Lynx_Arc is correct in that the existing speakers might have some oddball Ohm requirement and will be essentially useless unless you find an amp that has Ohm switches. Amps that do that are often expensive and have a narrow focus (operating parameters).


----------



## acrosteve (Jul 30, 2011)

Well, Here is what I am looking at right now for separates.


Pioneer 3D WiFi Ready Blu-ray Disc Player BDP-430
$229.99
Pioneer VSX-821-K 5.1-Channel 3D Ready A/V Receiver
$349.99
Mirage NANOSAT 5.1 5.1CH Home Theater System
$349.99


The speakers list at $800, and the receiver is $70 off also. They show a total of $520 discount on this list.

What do you think of Mirage speakers? Or the other components?


I am not really married to the Pioneer Blue Ray, but I chose the reciever 1st, and that was the only Pioneer player newegg had.

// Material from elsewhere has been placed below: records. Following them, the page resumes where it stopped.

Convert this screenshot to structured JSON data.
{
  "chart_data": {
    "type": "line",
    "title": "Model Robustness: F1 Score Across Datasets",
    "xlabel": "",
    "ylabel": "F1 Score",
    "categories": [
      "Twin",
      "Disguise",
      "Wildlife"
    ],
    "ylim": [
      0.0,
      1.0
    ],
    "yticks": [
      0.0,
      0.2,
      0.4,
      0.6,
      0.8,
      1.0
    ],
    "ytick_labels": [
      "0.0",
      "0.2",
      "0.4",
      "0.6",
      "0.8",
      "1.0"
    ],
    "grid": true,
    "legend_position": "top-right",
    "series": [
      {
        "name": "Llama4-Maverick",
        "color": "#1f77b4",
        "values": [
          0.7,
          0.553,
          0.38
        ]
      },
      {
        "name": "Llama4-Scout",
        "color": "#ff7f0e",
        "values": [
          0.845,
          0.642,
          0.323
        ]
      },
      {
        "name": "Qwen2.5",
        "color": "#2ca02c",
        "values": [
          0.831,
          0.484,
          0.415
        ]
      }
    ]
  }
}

I could probably save a little$$ if I went with another brand, but I kept the brand the same for simplicity.


Edit; I just reread your post. :lol: I chose the pioneer without even thinking about your previous post. It was a tossup between a Yamaha and an Onkyo. The Pioneer did have the most features and was 3D ready with bluetooth and Ipod cable included. Checking out Audiogon now...


----------



## acrosteve (Jul 30, 2011)

I don't think I mentioned it, but she really does not need ground pounding bass due tot he fact she lives in manhattan with neighbors on above, below and 1 side.


----------



## brembo (Jul 31, 2011)

I like Pioneer. I have several Pioneer pieces and they have been solid performers. I'm not sure how the regular line of Pioneer stuff holds up as I have all Elite stuff. I'd think that Pioneer is a notch above most retail offerings.

Mirage has a solid rep as well, again with their audiophile level equipment they have a good following. I don't know much about the retail side of Mirage tho. I'd buy a Mirage mini-system sight unseen before I'd plunk down the cash on a Klipsch or the like.

Possibly suggest a really nice set of wireless headphones? She'd lose the full on surround effect to an extent, but could enjoy superb music and good bass without angering her neighbors. I have a sound treated room with some serious speakers and don't have neighbors to worry about and find myself donning the headphones more and more often.


----------



## acrosteve (Jul 31, 2011)

Thanks for the input.

I will mention the headphones, but she is not always the only one watching/listening.


----------